Oysters Rockefeller is a classic that’s well rendered here: four oysters with fresh spinach and leeks in a Pernod-spiked cream sauce ($10).

Pork belly is a darling of America comfort food, and the dish ($11) is a standout here. Two bourbon-glazed blocks of pork are served atop uncommonly creamy Anson Mills grits and delicious braised greens. How’s that for Southern-fried goodness?

Salads are particularly good, sprinkled with premium ingredients and not overdressed. Wedge salad ($9) is all too familiar, but at Scratch it’s served as two small heads of iceberg lettuce with a light application of blue-cheese dressing and bacon. Good, too, is the baby-green salad with aged balsamic vinegar ($8).
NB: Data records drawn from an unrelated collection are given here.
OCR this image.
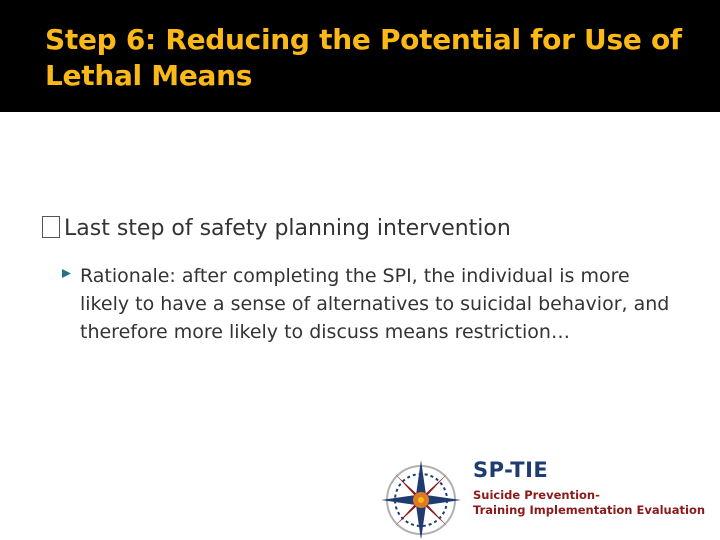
Step 6: Reducing the Potential for Use of Lethal Means
Last step of safety planning intervention
Rationale: after completing the SPI, the individual is more likely to have a sense of alternatives to suicidal behavior, and therefore more likely to discuss means restriction…
SP-TIE
Suicide Prevention-
Training Implementation Evaluation
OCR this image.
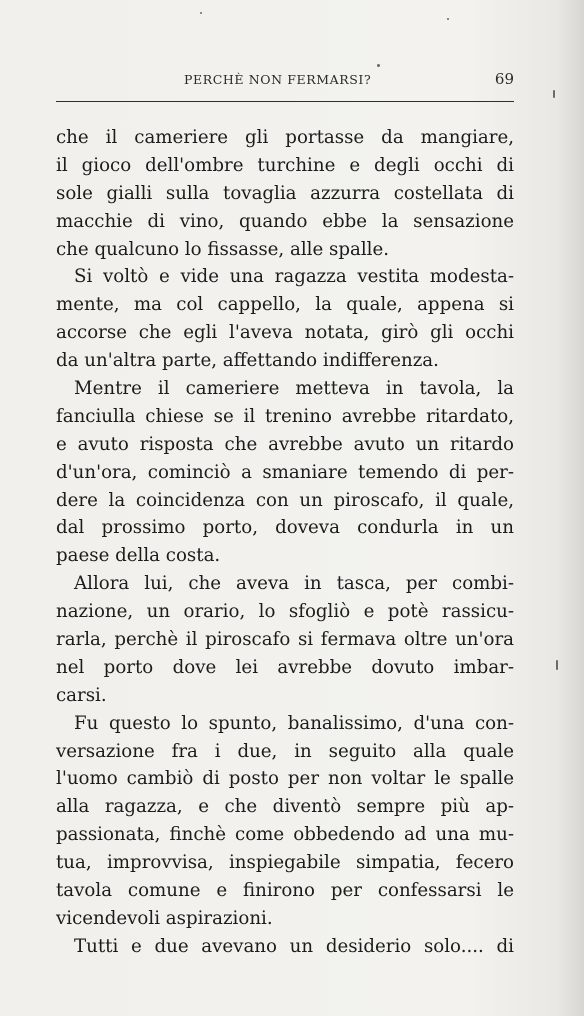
PERCHÈ NON FERMARSI?	69
che il cameriere gli portasse da mangiare,
il gioco dell'ombre turchine e degli occhi di
sole gialli sulla tovaglia azzurra costellata di
macchie di vino, quando ebbe la sensazione
che qualcuno lo fissasse, alle spalle.
Si voltò e vide una ragazza vestita modesta-
mente, ma col cappello, la quale, appena si
accorse che egli l'aveva notata, girò gli occhi
da un'altra parte, affettando indifferenza.
Mentre il cameriere metteva in tavola, la
fanciulla chiese se il trenino avrebbe ritardato,
e avuto risposta che avrebbe avuto un ritardo
d'un'ora, cominciò a smaniare temendo di per-
dere la coincidenza con un piroscafo, il quale,
dal prossimo porto, doveva condurla in un
paese della costa.
Allora lui, che aveva in tasca, per combi-
nazione, un orario, lo sfogliò e potè rassicu-
rarla, perchè il piroscafo si fermava oltre un'ora
nel porto dove lei avrebbe dovuto imbar-
carsi.
Fu questo lo spunto, banalissimo, d'una con-
versazione fra i due, in seguito alla quale
l'uomo cambiò di posto per non voltar le spalle
alla ragazza, e che diventò sempre più ap-
passionata, finchè come obbedendo ad una mu-
tua, improvvisa, inspiegabile simpatia, fecero
tavola comune e finirono per confessarsi le
vicendevoli aspirazioni.
Tutti e due avevano un desiderio solo.... di
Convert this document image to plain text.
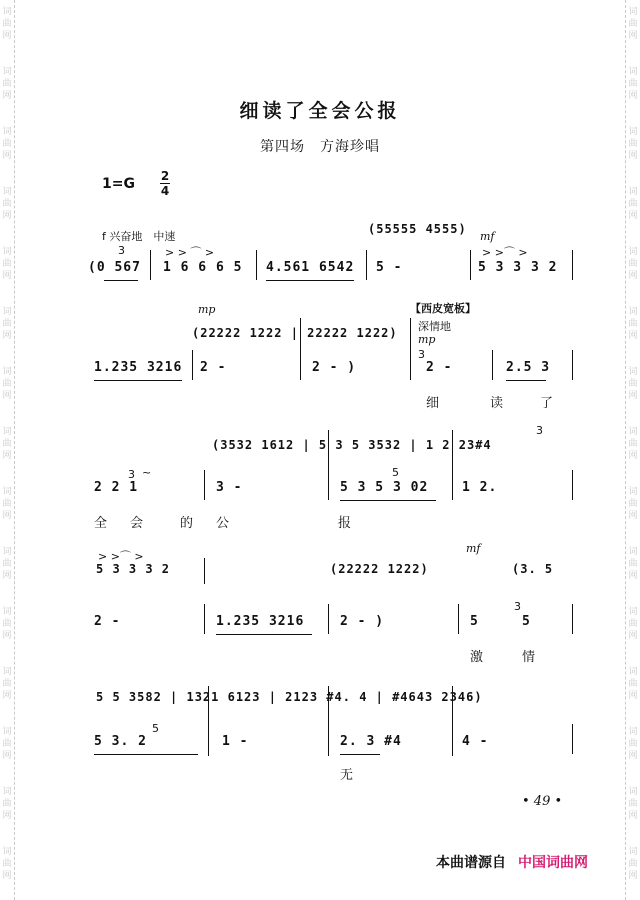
词
曲
网
词
曲
网
词
曲
网
词
曲
网
词
曲
网
词
曲
网
词
曲
网
词
曲
网
词
曲
网
词
曲
网
词
曲
网
词
曲
网
词
曲
网
词
曲
网
词
曲
网
词
曲
网
词
曲
网
词
曲
网
词
曲
网
词
曲
网
词
曲
网
词
曲
网
词
曲
网
词
曲
网
词
曲
网
词
曲
网
词
曲
网
词
曲
网
词
曲
网
词
曲
网
细读了全会公报
第四场　方海珍唱
1=G 2
4
f 兴奋地　中速
(55555 4555)
mf
> >⌒ >
> > ⌒ >
3
(0 567 1 6 6 6 5 4.561 6542 5 -	5 3 3 3 2
mp
(22222 1222 | 22222 1222)
【西皮宽板】
深情地
mp
1.235 3216 2 -	2 - )
3
2 -	2.5 3
细	读	了
(3532 1612 | 5 3 5 3532 | 1 2 23#4
3
3 ~
2 2 1	3 -
5
5 3 5 3 02	1 2.
全 会	的 公	报
> >⌒ >
5 3 3 3 2	(22222 1222)
mf
(3. 5
2 -	1.235 3216	2 - )	5
3
5
激	情
5 5 3582 | 1321 6123 | 2123 #4. 4 | #4643 2346)
5
5 3. 2	1 -	2. 3 #4	4 -
无
• 49 •
本曲谱源自 中国词曲网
Of course, any American restaurant has to serve a burger and Scratch’s is a winner ($11), with caramelized onions, house-made pickles, a plump patty of meat and a soft but well toasted bun. The Reuben sandwich ($11), using Wagyu (Kobe-style) beef, is also good.
On the dinner menu, the short ribs Bourguignon ($21) is quite good. Served off the bone, the wonderfully tender chunk of beef is presented atop a creamy pure of roasted parsnips, pearl onions, glazed applewood smoked bacon and a few bites of portobello mushroom. This is a great winter dish, even in the summerlike weather we’re had lately.

The fennel-pollen-dusted red snapper special ($23) didn’t reach the same heights. It was a well-executed dish but rather one-dimensional: just a piece of fish on a plate.

Scratch offers several side dishes, including macaroni and cheese ($7), of course, as well as roasted Brussels sprouts with pecans and bacon ($7). Brussels sprouts are another favorite of American comfort food, and they’re good here but spent too long in the oven. I like a little crunch left in my sprouts.

Service is attentive but rather rote. The waiters are still learning their way around the menu and come off a little stiff. I’m sure they’ll loosen up in time.

The bar ought to be a draw in itself for its wide selection of small-batch bourbon and whiskey, particularly those from Kentucky. The wine list is a gem, too. All the wines are from the United States with an emphasis on lesser-known California producers.

Meals finish strong with dessert. The butterscotch pudding ($7) is outstanding, thick, creamy and rich. The New Yorkstyle cheesecake and chocolate oozing lava cake (both $7) are not particularly original, but they’re good. What I like is that the dessert portions here are restrained. Entrees are generous, and there’s no reason to pile it on with dessert.

Scratch’s predecessor didn’t last too long, but I have a feeling that Fischer’s latest venture is going to stick around for a while.